Your credit utilisation ratio also goes up since you will have less credit to avail. So, avoid closing down the existing cards having a good credit history to maintain a healthy CIBIL rating.
A lot depends on the usage pattern of your credit card when it comes to credit score. For instance, there will be a positive impact on your score if you use the cards for meeting recurring expenses like monthly utility bills.
However, going into debts due to the overuse of credit cards may hamper your CIBIL score if you indulge in overspending more often than not. Moreover, frequently converting those dues into EMIs will act as an inhibitor and, thus may deter your score.
Applying for many credit cards can affect your CIBIL score
Applying for multiple credit cards at a time or quite frequently hits your CIBIL score adversely. Lenders enquire credit bureaus about your financial habit whenever you submit an application. Every such enquiry later brings down your CIBIL score.

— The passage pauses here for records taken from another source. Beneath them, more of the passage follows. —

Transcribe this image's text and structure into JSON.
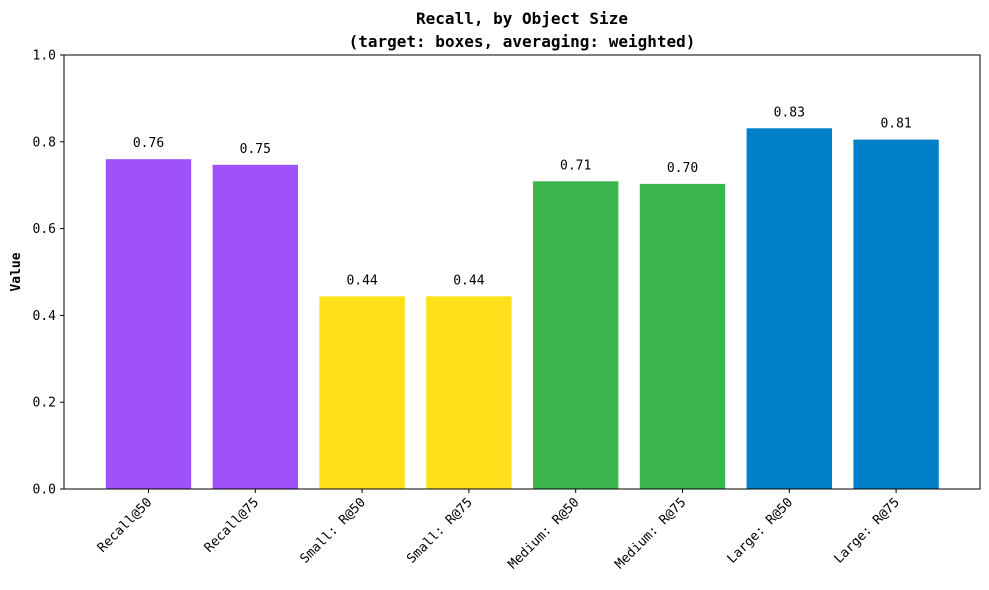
{
  "chart_data": {
    "type": "bar",
    "title": "Recall, by Object Size",
    "subtitle": "(target: boxes, averaging: weighted)",
    "xlabel": "",
    "ylabel": "Value",
    "ylim": [
      0,
      1.0
    ],
    "yticks": [
      "0.0",
      "0.2",
      "0.4",
      "0.6",
      "0.8",
      "1.0"
    ],
    "grid": false,
    "categories": [
      "Recall@50",
      "Recall@75",
      "Small: R@50",
      "Small: R@75",
      "Medium: R@50",
      "Medium: R@75",
      "Large: R@50",
      "Large: R@75"
    ],
    "values": [
      0.76,
      0.747,
      0.444,
      0.444,
      0.709,
      0.703,
      0.831,
      0.805
    ],
    "data_labels": [
      "0.76",
      "0.75",
      "0.44",
      "0.44",
      "0.71",
      "0.70",
      "0.83",
      "0.81"
    ],
    "colors": [
      "#a052fa",
      "#a052fa",
      "#ffe01a",
      "#ffe01a",
      "#3db54e",
      "#3db54e",
      "#0080c8",
      "#0080c8"
    ]
  }
}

Therefore, multiple credit cards applications can significantly impact this rating, reflecting the same on your credit report. These details remain on the report for almost 24 months.
So, next time, you apply for any credit, the other lender may consider you credit hungry for this, eventually rejecting your application.
A credit card is, therefore, a valuable financial tool, and can boost your CIBIL score if utilised properly. You can maintain a sound credit report by being smart user of the card.